Çalan zil sesiyle şaşırdım. Kimseyi beklediğimizi sanmıyordum çünkü Aksel ve Kuzey gideli çok olmamıştı. Onlardan başka evimize gelen kimse de yoktu. Elimdeki kitabı koltuğa bırakıp ayaklandım. Yavaş adımlarla kapıya geldim ve kapıyı açtım. Karşımda gördüğüm tanıdık simayla afallarken dudaklarım aralandı.
“Alp?” dedim istemsizce. Tek kaşı havada yüzüme bakarken hafifçe gülümsedi.
“Ne o, komşunu mu bekliyordun?” dedi.
Sesindeki imayla bakışlarımı devirsem de gülümsedim ve ileri doğru hamle yaparak kollarımı boynuna sardım. Bu hamlemi beklemiyordu. Bir an kolları iki yanımda havada kalırken bir süre sonra tek kolunu belime koydu.
“Nerelerdeydin!” dedim sevinç ve şaşkınlık karışımı sesimle.
“Buradayım, güzellik…” dedi. Kollarımı geri çekerken hala havada olan tek kaşıyla yüzüme baktı.
“Sana ulaşmaya çalıştım…” dedim.
Onu en son Aksel’in evinde görmüştüm ve gittiğinden beri onu defalarca aramıştım. Fakat sadece kısa bir mesajla beni geçiştirmiş ve bir süre buralarda olmayacağını söylemişti. Şimdi, onu bir anda karşımda görmek beni şaşırtmış ve fazlasıyla mutlu etmişti.
“Ben de sana bunu yapmaman gerektiğini söylemiştim,” dedi kafasını hafifçe eğip. Sanırım ona attığım zilyon tane mesajdan sonra sesindeki bu iğneleyici tonu görmezden gelebilirdim.

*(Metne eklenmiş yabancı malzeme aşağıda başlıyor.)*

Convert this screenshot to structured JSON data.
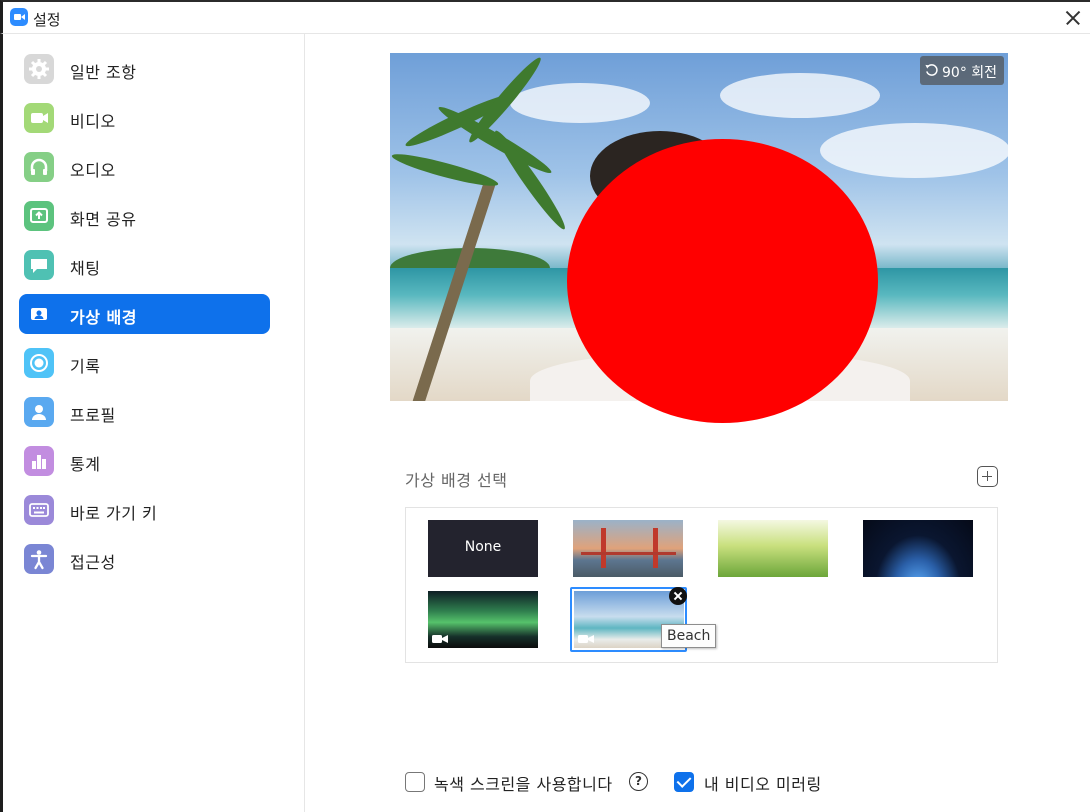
{
  "window": {
    "title": "설정"
  },
  "sidebar": {
    "items": [
      {
        "label": "일반 조항",
        "icon": "gear-icon",
        "active": false
      },
      {
        "label": "비디오",
        "icon": "video-icon",
        "active": false
      },
      {
        "label": "오디오",
        "icon": "headphones-icon",
        "active": false
      },
      {
        "label": "화면 공유",
        "icon": "screen-share-icon",
        "active": false
      },
      {
        "label": "채팅",
        "icon": "chat-bubble-icon",
        "active": false
      },
      {
        "label": "가상 배경",
        "icon": "virtual-background-icon",
        "active": true
      },
      {
        "label": "기록",
        "icon": "record-icon",
        "active": false
      },
      {
        "label": "프로필",
        "icon": "person-icon",
        "active": false
      },
      {
        "label": "통계",
        "icon": "bar-chart-icon",
        "active": false
      },
      {
        "label": "바로 가기 키",
        "icon": "keyboard-icon",
        "active": false
      },
      {
        "label": "접근성",
        "icon": "accessibility-icon",
        "active": false
      }
    ]
  },
  "preview": {
    "rotate_label": "90° 회전"
  },
  "backgrounds": {
    "section_title": "가상 배경 선택",
    "items": [
      {
        "label": "None",
        "type": "none"
      },
      {
        "label": "Golden Gate Bridge",
        "type": "image"
      },
      {
        "label": "Grass",
        "type": "image"
      },
      {
        "label": "Earth",
        "type": "image"
      },
      {
        "label": "Aurora",
        "type": "video"
      },
      {
        "label": "Beach",
        "type": "video",
        "selected": true
      }
    ],
    "tooltip": "Beach"
  },
  "options": {
    "green_screen_label": "녹색 스크린을 사용합니다",
    "green_screen_checked": false,
    "mirror_label": "내 비디오 미러링",
    "mirror_checked": true,
    "help_glyph": "?"
  },
  "colors": {
    "accent": "#0e71eb",
    "selection_border": "#2d8cff",
    "redaction": "#ff0000"
  }
}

“Bence bunu içerde konuşalım,” dedim.
Yüzüme geniş bir gülümseme yerleştirip sevimli sevimli yüzüne bakarak kenarı çekildim ve elimi içeri doğru uzattım. Halime kafasını sallayarak içeri girerken ondaki farklılığı görebiliyordum. Tamam, onu daha yeni tanıyordum ama bu kısa zamanda onun karakterini yeterince analiz etmiştim. Ki bunda kendisinin fazlasıyla payı vardı; kendini bir anda hayatımın ortasına atmış, nu yaparken de fikrimi sormadığı varken fazlasıyla pervasızdı. Arkasından kapıyı kapattım ve oturma odasına gittim. Alp kendini az önce benim oturduğum yere yayılarak bırakmıştı. Az önce okudum kitabı eline almış evirip çevirirken yüzüme baktı.
ŞİMDİ OKUDUĞUN
GECE GÜNEŞİ
General FictionHelya AKSOY- Sonsuza kadar görmek istediğim tek manzara onun gözleriydi. Aksel AZEMOĞLU- Benim yeminim senin gözlerinde bozuldu. --------Bir daha görmeyecek gibi baktım yüzünün her bir detayına. Ezberlemek ister gibi. Yüzünü mıh gibi kazıdım aklıma...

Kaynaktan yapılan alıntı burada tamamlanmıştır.